BAFS placed critical importance on its organizational management that contributes to sustainable and continuing business growth; and one of the key factors is human resource, particularly at the management level. Thus, BAFS arranged to select and prepare successors in advance as follows:

  1. President

    As to the consideration and selection of a successor to its President, the Nominating and Corporate Governance Committee shall nominate and select both internal and external competent candidates by considering their specific skills and qualifications in various fields necessary for BAFS’s business, experience in energy business or related businesses, high leadership capacity, vision, and management knowledge and capabilities aligned with core values and beneficial to the business. BAFS hence indicated President’s their specific skills as shown below.

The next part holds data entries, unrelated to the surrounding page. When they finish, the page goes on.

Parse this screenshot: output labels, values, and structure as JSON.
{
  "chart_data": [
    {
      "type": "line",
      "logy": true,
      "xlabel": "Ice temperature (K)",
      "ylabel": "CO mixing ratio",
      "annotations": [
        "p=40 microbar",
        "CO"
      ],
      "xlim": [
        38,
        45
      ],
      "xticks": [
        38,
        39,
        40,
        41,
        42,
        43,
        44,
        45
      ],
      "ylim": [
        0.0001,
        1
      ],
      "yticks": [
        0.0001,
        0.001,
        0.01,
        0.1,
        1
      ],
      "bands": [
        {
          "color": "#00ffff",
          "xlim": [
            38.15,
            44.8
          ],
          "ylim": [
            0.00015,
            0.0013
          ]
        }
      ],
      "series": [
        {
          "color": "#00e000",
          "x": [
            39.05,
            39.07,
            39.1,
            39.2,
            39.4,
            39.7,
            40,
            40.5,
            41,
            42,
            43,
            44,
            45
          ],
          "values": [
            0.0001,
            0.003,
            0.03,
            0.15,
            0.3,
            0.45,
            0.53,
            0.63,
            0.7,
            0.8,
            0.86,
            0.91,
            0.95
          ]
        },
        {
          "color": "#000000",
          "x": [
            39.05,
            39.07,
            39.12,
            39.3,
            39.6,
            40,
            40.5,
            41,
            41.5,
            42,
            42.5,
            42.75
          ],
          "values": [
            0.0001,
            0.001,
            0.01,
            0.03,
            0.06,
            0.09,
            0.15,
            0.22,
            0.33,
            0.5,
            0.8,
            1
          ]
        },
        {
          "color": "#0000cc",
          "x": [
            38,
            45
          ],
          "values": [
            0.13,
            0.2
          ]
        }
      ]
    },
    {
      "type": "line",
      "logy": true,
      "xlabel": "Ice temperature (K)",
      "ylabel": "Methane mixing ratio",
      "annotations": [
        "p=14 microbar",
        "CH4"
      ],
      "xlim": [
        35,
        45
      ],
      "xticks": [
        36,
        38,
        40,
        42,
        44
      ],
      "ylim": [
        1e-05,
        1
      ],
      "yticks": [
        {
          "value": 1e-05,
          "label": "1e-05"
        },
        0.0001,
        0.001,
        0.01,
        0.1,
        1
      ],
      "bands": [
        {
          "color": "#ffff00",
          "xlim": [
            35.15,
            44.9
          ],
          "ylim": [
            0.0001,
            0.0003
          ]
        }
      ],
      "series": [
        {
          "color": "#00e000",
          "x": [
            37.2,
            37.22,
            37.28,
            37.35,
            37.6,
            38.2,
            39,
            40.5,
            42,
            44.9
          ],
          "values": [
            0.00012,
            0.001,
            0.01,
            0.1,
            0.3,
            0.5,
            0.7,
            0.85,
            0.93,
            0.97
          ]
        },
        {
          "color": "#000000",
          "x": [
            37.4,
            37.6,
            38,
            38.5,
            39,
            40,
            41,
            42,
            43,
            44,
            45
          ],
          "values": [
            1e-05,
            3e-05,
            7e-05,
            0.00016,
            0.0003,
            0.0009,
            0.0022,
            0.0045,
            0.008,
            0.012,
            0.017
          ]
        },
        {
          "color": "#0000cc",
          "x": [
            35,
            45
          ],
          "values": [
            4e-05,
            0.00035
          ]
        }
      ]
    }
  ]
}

    • Stakeholder relationship management
    • Connection leverage
    • Strategic foresight
    • Business and operation promotion, encouragement, and drive that emphasize initiatives and innovation in the organization
    • Values-based decision making and delegating skills
    • Persuasive communication
    • Negotiation
  2. Assistant Director/Deputy Director and Director

    In case of retirement of Assistant Director / Deputy Director and Director, BAFS shall nominate and select competent employees at department manager level by implementing the following procedures:

    • Evaluate the competency of qualified candidates;
    • Arrange professional tests including English proficiency, ability and aptitude, managerial thinking and vision communication, and interviews conducted by the candidate screening committee comprising senior executives;
    • Set up an executive development plan for the chosen executives to ensure their preparedness for the vacant positions; and
    • Specify a probation period upon taking the positions and systematically conduct performance assessments by means of the KPIs upon the completion of probation period.

The succession planning is a process to prepare potential personnel with outstanding performance for management positions to replace the existing ones continuously and support new positions in order to ensure consistency with the organizational directions and becoming part of sustainable good corporate governance.